The Court may strike out a statement of case or part of a statement of case if it appears that it discloses no reasonable grounds for defending the claim.
Typically, an application for summary judgment or strike out should be made before or on the filing of the Directions Questionnaire, but it can be made at a later stage.
The Court may also initiate summary judgment or strike out itself, usually when the Court has seen the Defence and before any Case Management Conference (CMC).
If the claim is defended in any way, the Court will send both parties a Directions Questionnaire for completion.
This questionnaire has to be completed by both parties to assist the Court in deciding which track the claim should be allocated to.
Generally speaking, claims worth less than £10,000 are allocated to the small claims track, claims worth between £10,000 and £25,000 are allocated to the fast track and claims worth more than £25,000 are allocated to the multi-track.
There are other factors which the Court will take into account when deciding which track a claim should be allocated to, such as the complexity of the claim, the number of parties, the remedy sought, the amount of oral evidence required and the importance of the claim.
Alternative Dispute Resolution (ADR)
When completing the Directions Questionnaire, the parties are asked to confirm whether they are willing to engage in ADR.
There are many different forms of ADR, including mediation, arbitration, adjudication and Part 36 offers.
For more details, please see our previous blog on alternative dispute resolution.

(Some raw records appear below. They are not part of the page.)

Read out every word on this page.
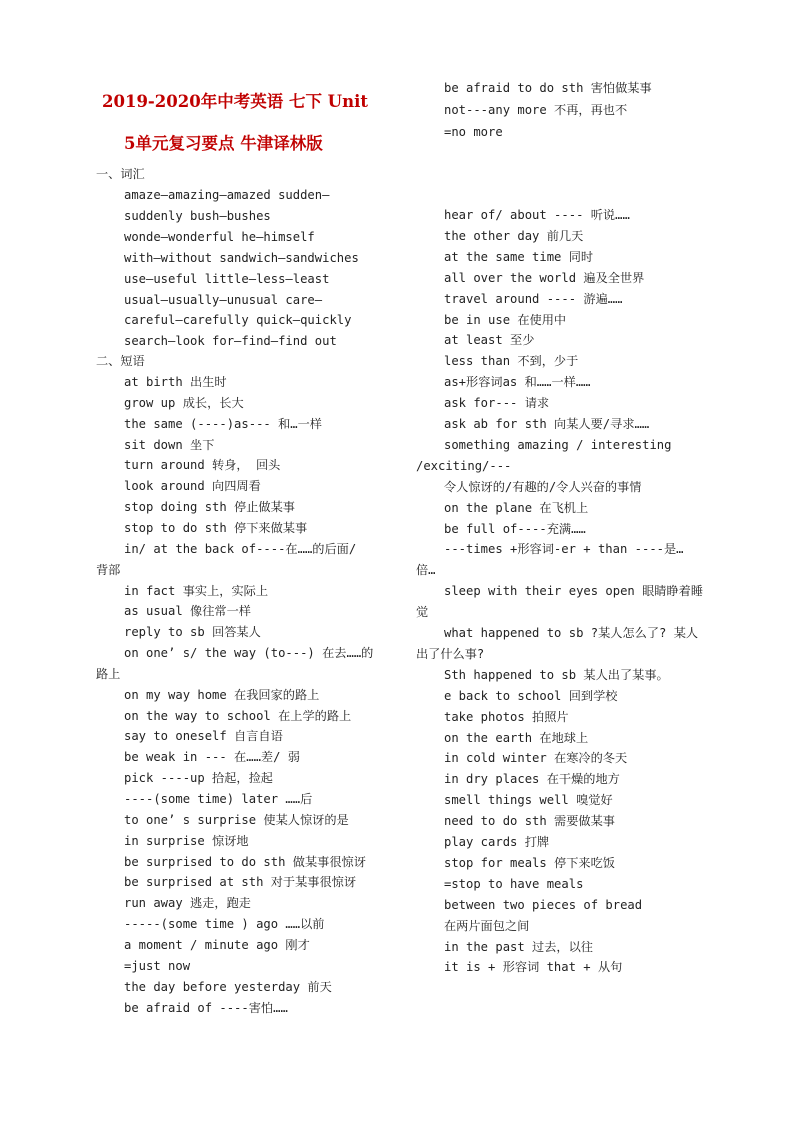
2019-2020年中考英语 七下 Unit
5单元复习要点 牛津译林版
一、词汇
amaze—amazing—amazed sudden—
suddenly bush—bushes
wonde—wonderful he—himself
with—without sandwich—sandwiches
use—useful little—less—least
usual—usually—unusual care—
careful—carefully quick—quickly
search—look for—find—find out
二、短语
at birth 出生时
grow up 成长，长大
the same (----)as--- 和…一样
sit down 坐下
turn around 转身， 回头
look around 向四周看
stop doing sth 停止做某事
stop to do sth 停下来做某事
in/ at the back of----在……的后面/
背部
in fact 事实上，实际上
as usual 像往常一样
reply to sb 回答某人
on one’ s/ the way (to---) 在去……的
路上
on my way home 在我回家的路上
on the way to school 在上学的路上
say to oneself 自言自语
be weak in --- 在……差/ 弱
pick ----up 拾起，捡起
----(some time) later ……后
to one’ s surprise 使某人惊讶的是
in surprise 惊讶地
be surprised to do sth 做某事很惊讶
be surprised at sth 对于某事很惊讶
run away 逃走，跑走
-----(some time ) ago ……以前
a moment / minute ago 刚才
=just now
the day before yesterday 前天
be afraid of ----害怕……
be afraid to do sth 害怕做某事
not---any more 不再，再也不
=no more
hear of/ about ---- 听说……
the other day 前几天
at the same time 同时
all over the world 遍及全世界
travel around ---- 游遍……
be in use 在使用中
at least 至少
less than 不到，少于
as+形容词as 和……一样……
ask for--- 请求
ask ab for sth 向某人要/寻求……
something amazing / interesting
/exciting/---
令人惊讶的/有趣的/令人兴奋的事情
on the plane 在飞机上
be full of----充满……
---times +形容词-er + than ----是…
倍…
sleep with their eyes open 眼睛睁着睡
觉
what happened to sb ?某人怎么了? 某人
出了什么事?
Sth happened to sb 某人出了某事。
e back to school 回到学校
take photos 拍照片
on the earth 在地球上
in cold winter 在寒冷的冬天
in dry places 在干燥的地方
smell things well 嗅觉好
need to do sth 需要做某事
play cards 打牌
stop for meals 停下来吃饭
=stop to have meals
between two pieces of bread
在两片面包之间
in the past 过去，以往
it is + 形容词 that + 从句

It is our experience that most business debt recovery claims are settled without the need for a trial.
The Court will make directions as to the way the claim is to be conducted and to set the future timetable up to trial.

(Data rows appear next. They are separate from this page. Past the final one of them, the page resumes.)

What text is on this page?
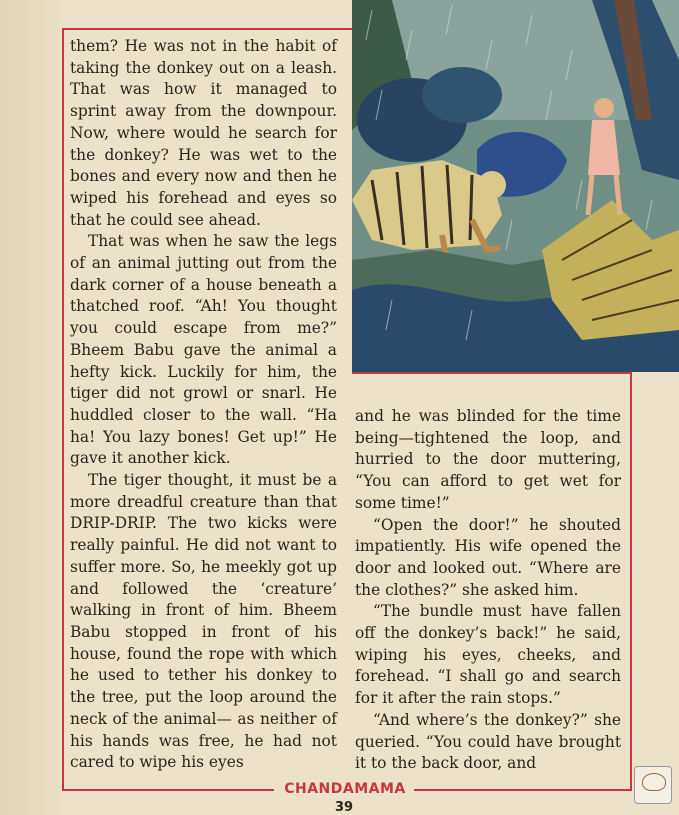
them? He was not in the habit of taking the donkey out on a leash. That was how it managed to sprint away from the downpour. Now, where would he search for the donkey? He was wet to the bones and every now and then he wiped his forehead and eyes so that he could see ahead.

That was when he saw the legs of an animal jutting out from the dark corner of a house beneath a thatched roof. “Ah! You thought you could escape from me?” Bheem Babu gave the animal a hefty kick. Luckily for him, the tiger did not growl or snarl. He huddled closer to the wall. “Ha ha! You lazy bones! Get up!” He gave it another kick.

The tiger thought, it must be a more dreadful creature than that DRIP-DRIP. The two kicks were really painful. He did not want to suffer more. So, he meekly got up and followed the ‘creature’ walking in front of him. Bheem Babu stopped in front of his house, found the rope with which he used to tether his donkey to the tree, put the loop around the neck of the animal— as neither of his hands was free, he had not cared to wipe his eyes

and he was blinded for the time being—tightened the loop, and hurried to the door muttering, “You can afford to get wet for some time!”

“Open the door!” he shouted impatiently. His wife opened the door and looked out. “Where are the clothes?” she asked him.

“The bundle must have fallen off the donkey’s back!” he said, wiping his eyes, cheeks, and forehead. “I shall go and search for it after the rain stops.”

“And where’s the donkey?” she queried. “You could have brought it to the back door, and

CHANDAMAMA
39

These directions will either be made at a Case Management Conference (CMC) or on paper without a hearing.
For the purposes of this blog, we will assume a CMC will take place.
Prior to any CMC, the parties need to try and agree on appropriate directions for the management of the case.
However, please note that even if the parties agree on directions, the Court will not just “rubber stamp” any agreed directions.
Whilst the Judge will try and make an order along the lines that the parties have agreed, the Judge will ensure that the agreement takes into account all of the important features of the case.
It is often the case that when the parties’ legal representatives discuss matters with the Judge at the CMC, the parties are often content with a different order.
Future steps for which directions are normally given are:
- The filing and serving of any further information required to understand the claim;
- Disclosure of documents relevant to the claim;
- Exchange of witness statements;
- The provision of any expert evidence; and
- The fixing of the trial.
Preparing for and managing a trial is very important and can be one of the most stressful parts of the litigation process for both parties and their legal representatives.
Those participating in the trial normally include the Judge, witnesses and the parties’ legal representatives (typically both solicitors and counsel).
A few months before the trial, the Court will ask the parties to complete a Pre-Trial Checklist.
This Checklist seeks:
- Confirmation that the parties have complied with all directions;
- Information about how many factual witnesses will give evidence at trial;
- Information regarding matters to be addressed by expert witnesses; and
- An updated/confirmed time estimate for trial.
After Pre-Trial Checklists have been prepared, the Court may list a Pre-Trial Review Hearing (PTR).
A PTR is more likely to be held if:
- There are significant matters in issue between the parties;
- The claim is substantial; and
- There are any matters which the Court needs to deal with prior to trial, such as the trial date and timetable.
Often the most time-consuming task is the preparation of trial bundles.
Trial bundles typically need to contain:
- All statements of case;
- A case summary and chronology of events;
- All witness statements relied upon as evidence;
- All experts reports;
- All orders made by the Court; and
- All other documents necessary for the claim to be determined.
Your solicitor will also advise you on the logistical arrangements for the trial and what to expect at the trial.